I rubbed it down with Olive oil and seasoned it.  Purists preach that salt and pepper is all you need to season a tri-tip, and I'm sure it's delicious.  I upped the ante a bit by added some brown sugar and some Hatch chili powder.  Whatever you choose, just liberally season both sides and take it straight to the pit!

Preheat the pit first!

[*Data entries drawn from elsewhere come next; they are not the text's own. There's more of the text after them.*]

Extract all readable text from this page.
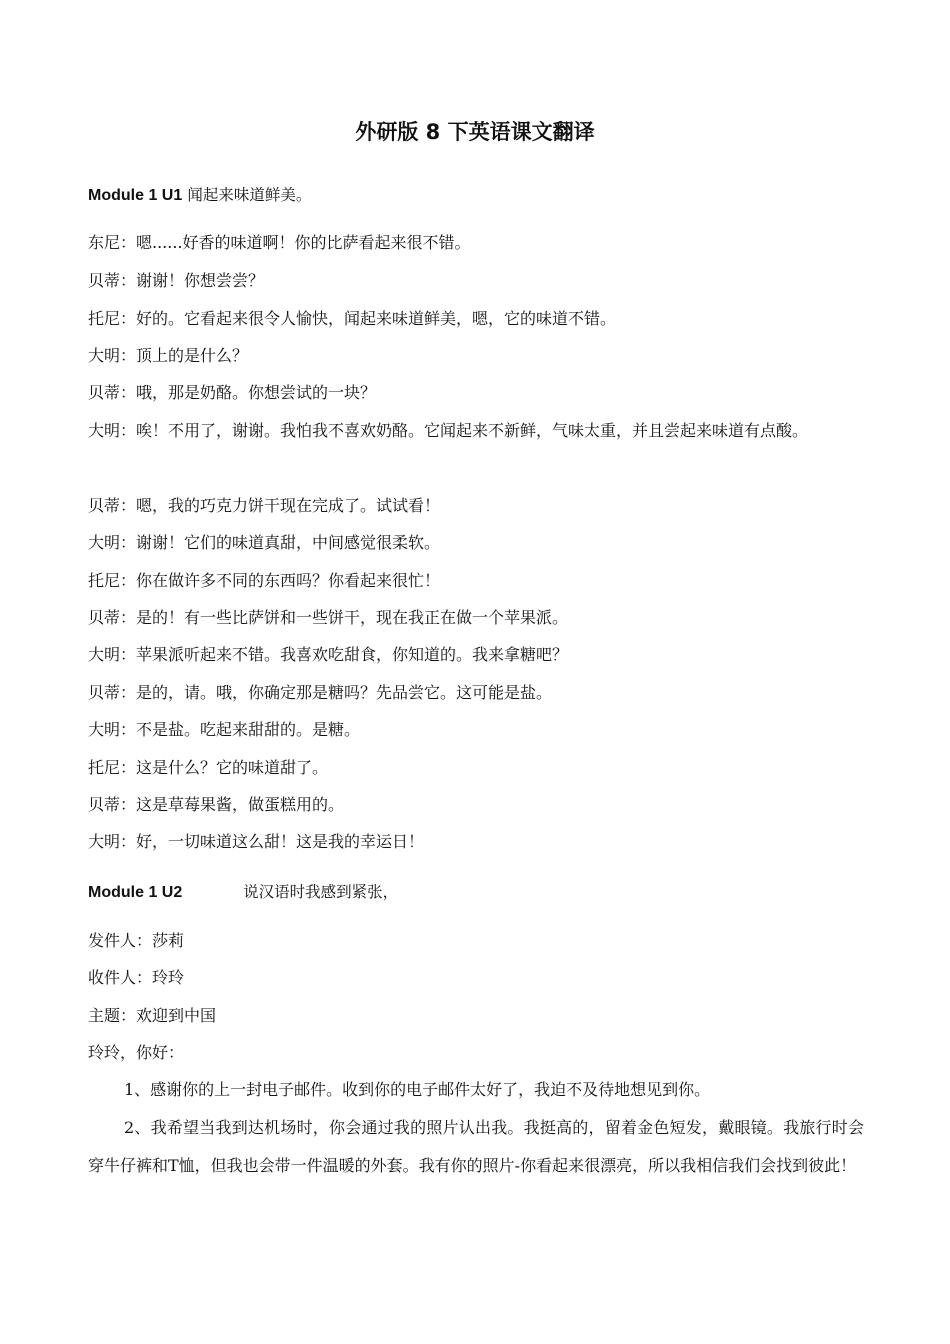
外研版 8 下英语课文翻译
Module 1 U1 闻起来味道鲜美。
东尼：嗯......好香的味道啊！你的比萨看起来很不错。
贝蒂：谢谢！你想尝尝？
托尼：好的。它看起来很令人愉快，闻起来味道鲜美，嗯，它的味道不错。
大明：顶上的是什么？
贝蒂：哦，那是奶酪。你想尝试的一块？
大明：唉！不用了，谢谢。我怕我不喜欢奶酪。它闻起来不新鲜，气味太重，并且尝起来味道有点酸。
贝蒂：嗯，我的巧克力饼干现在完成了。试试看！
大明：谢谢！它们的味道真甜，中间感觉很柔软。
托尼：你在做许多不同的东西吗？你看起来很忙！
贝蒂：是的！有一些比萨饼和一些饼干，现在我正在做一个苹果派。
大明：苹果派听起来不错。我喜欢吃甜食，你知道的。我来拿糖吧？
贝蒂：是的，请。哦，你确定那是糖吗？先品尝它。这可能是盐。
大明：不是盐。吃起来甜甜的。是糖。
托尼：这是什么？它的味道甜了。
贝蒂：这是草莓果酱，做蛋糕用的。
大明：好，一切味道这么甜！这是我的幸运日！
Module 1 U2	说汉语时我感到紧张，
发件人：莎莉
收件人：玲玲
主题：欢迎到中国
玲玲，你好：
1、感谢你的上一封电子邮件。收到你的电子邮件太好了，我迫不及待地想见到你。
2、我希望当我到达机场时，你会通过我的照片认出我。我挺高的，留着金色短发，戴眼镜。我旅行时会穿牛仔裤和T恤，但我也会带一件温暖的外套。我有你的照片-你看起来很漂亮，所以我相信我们会找到彼此！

This is important with tri-tip... Unlike a brisket which needs to sit for hours upon hours to break down gobs of connective tissue, a tri-tip only needs to cook up to medium rare, or 130 degrees.  Mine only sat in the pit for 90 minutes total, there's no need to let it sit there and dry out while your pit heats up to 225.  So... get your grill going and let it come up to 225 before laying in the roast, and inserting your temperature probe.
Let it sit, probed, until the internal temperature comes up to 125 degrees.  It won't take long!  I barely had time to pour myself a lovely beverage and to work myself into a proper recliner before the thermometer started beeping!
Once it reaches 125, take it off and wrap it IMMEDIATELY in aluminum foil!  Wrap it nice and tightly, and drop it into a regular room-temperature beer cooler (without the beer, unfortunately) to sit for 45 minutes.  Crazy?  No!  Magic things happen... it will cook up another 5 degrees or so, and all of the juice (lots and lots of juice), will settle and re-distribute itself inside.  I see lots of folks slice their steaks, roasts, etc, and brag as lots of juice runs all over the plate... Personally, I'd rather have the juice stay in the meat until it's in my mouth!  If juice is on the plate, it means the meat is that much LESS "juicy."
After your tri-tip has had a chance to rest, it's time for the slicin!  Cut it across the grain.  Notice here, the juice is sitting right there, inside that glorious slice of beef!  Tri-tip slices easily, it's super tender so it bites apart easily, and the flavor is top notch!